Con due sessioni di esperimenti in mare e la revisione finale si conclude il progetto ROBUST, per la progettazione di robot autonomi in grado di individuare giacimenti di metalli sui fondali marini, minimizzando l’impatto ambientale.
Immense risorse si celano sui fondali del Pianeta Acqua, sepolte a grandi profondità, e difficili da raggiungere e da prendere senza mettere i pericolo i fragili ecosistemi marini. Si tratta delle formazioni rocciose composte da manganese e altri metalli, ormai in via di esaurimento sulla Terra, ma che sono strategiche per diversi settori industriali.
Il progetto ROBUST, portato avanti da ISME e da diversi partners europei, ha messo a punto un sistema robotico autonomo per cercare e individuare i giacimenti di metalli limitando l’impatto sull’ambiente.
Di ROBUST, e delle tecnologie messe in campo abbiamo già parlato diffusamente su questo sito, così come abbiamo sottolineato gli immensi problemi connessi alla salvaguardia dell’ambiente marino che le pratiche estrattive portano con sé, e a cui è anche responsabilità degli scienziati fornire delle risposte.
Ora ROBUST è giunto al termine: con quali risultati?
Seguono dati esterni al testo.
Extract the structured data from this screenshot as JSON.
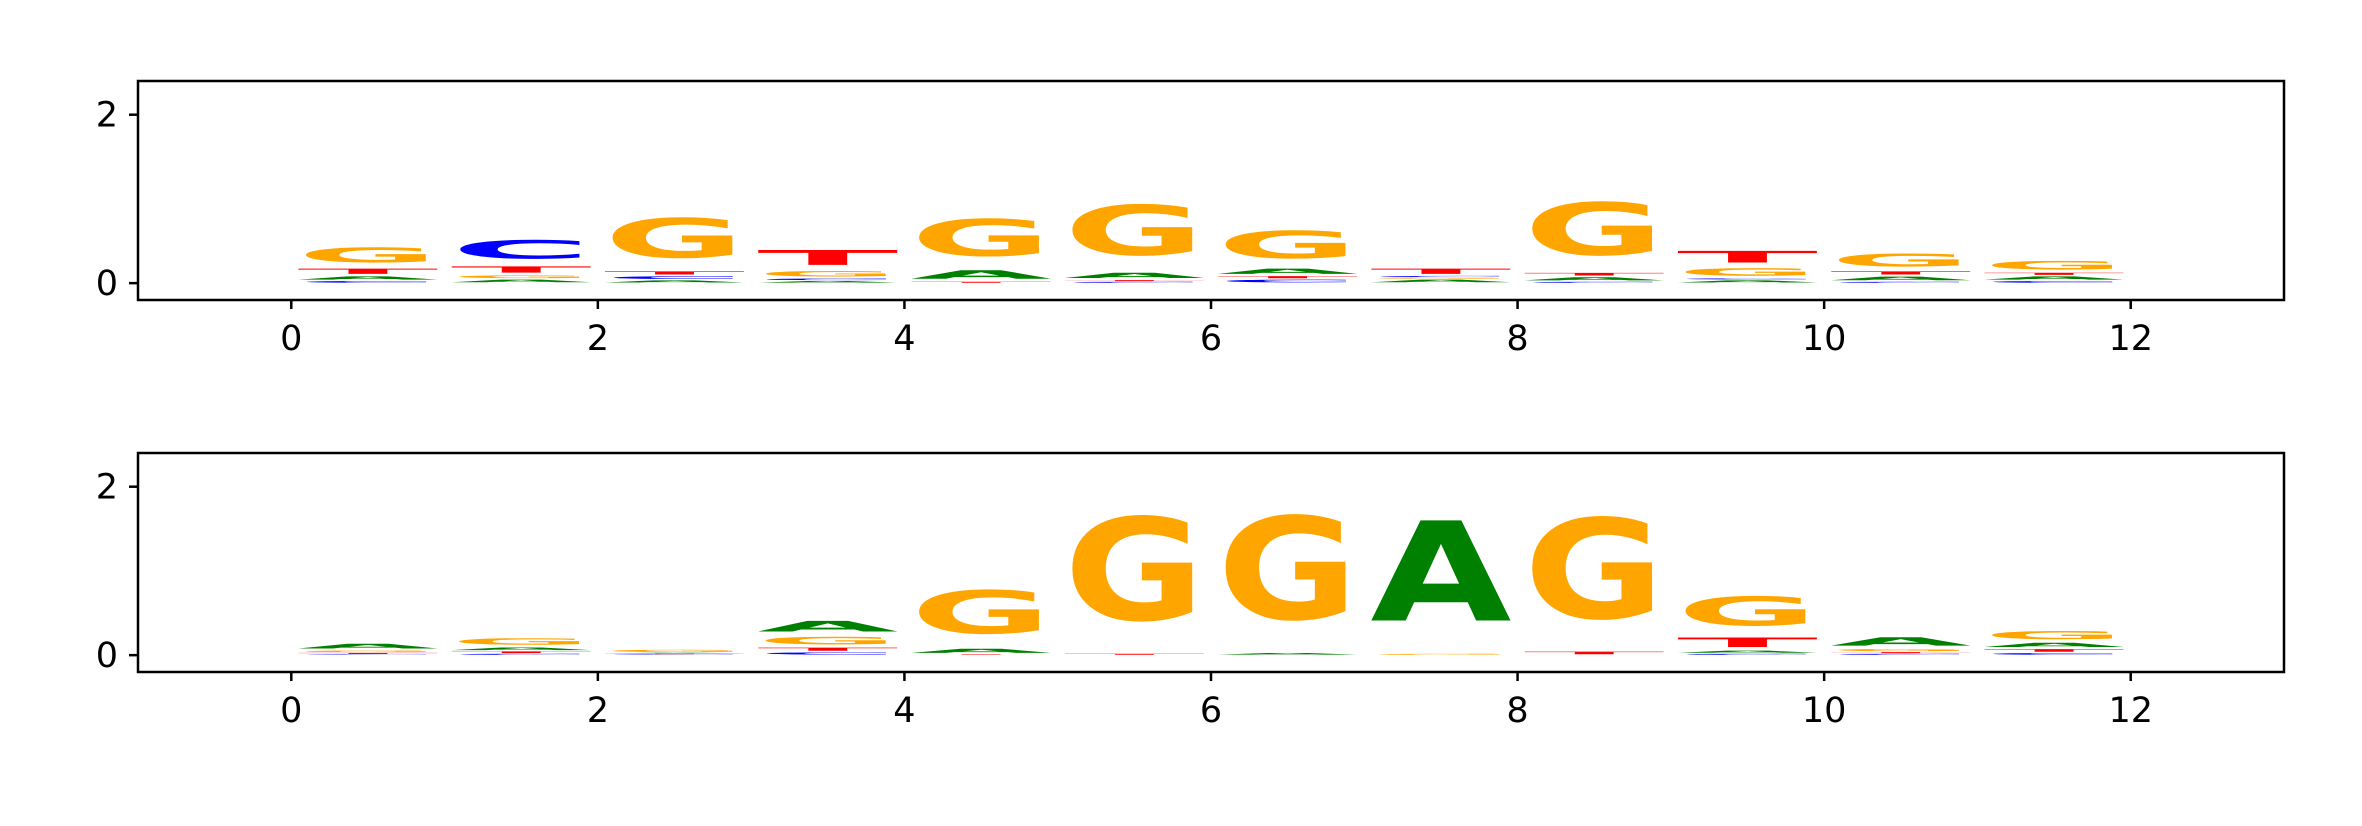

“Il nostro scopo – commenta Enrico Simetti, del nodo ISME dell’Università di Genova – era quello di mettere a punto un robot autonomo in grado di portare avanti la prima e fondamentale operazione di ricerca e individuazione di giacimenti promettenti. Fino ad ora, anche la ricerca delle “pepite”, i noduli composti da manganese e altri metalli, era altamente invasiva per l’ambiente, perché non c’era modo di stabilire a priori la composizione o l’estensione di un giacimento senza scavare, e molto costosa, dovendosi avvalere di diversi veicoli pilotati da remoto e navi di appoggio”
ROBUST ha messo a punto una serie di veicoli autonomi in grado di individuare con precisione i giacimenti di pepite, e sottoporli a scansione spettroscopica sul posto, per individuarne la grandezza, e stabilire quali metalli le compongono.”
“La fase finale del progetto – prosegue Simetti – ha visto due serie di esperimenti in mare con i veicoli, uno condotto al largo della costa di Cagliari e uno a Spezia. Entrambi i test hanno validato quello che è forse la parte più delicata e originale del progetto: la capacità cioè del veicolo di “atterrare” con precisione millimetrica sul fondale e di eseguire una prima scansione spettroscopica che determina se il nodulo trovato è abbastanza interessante per poter dare avvio alle operazioni successive. La precisione dell’atterraggio è fondamentale, perché il nodulo deve trovarsi all’interno del ragioni azione del braccio meccanico del veicolo. Sul braccio è infatti montato un sensore laser che si avvicina al nodulo ed esegue l’analisi spettrale del composto metallico, in grado di determinare quali elementi della tabella periodica lo compongono”.
“Infine – conclude Simetti – alcune delle tecnologie impiegate hanno mostrato di funzionare, e di poter essere applicabili anche in altre missioni sotto il mare: la capacità di seguire un percorso ad altezza e profondità costanti, la capacità atterrare entro uno spazio, e di spostare in modo preciso il braccio robotico, sono tutti comportamenti grati dalla combinazione di 16 comandi “di base”, che creano in questo modo un canovaccio di azioni che possono essere variamente combinate, con una flessibilità che garantisce la possibilità di impiego di questi sistemi in una grande varietà di task e missioni”.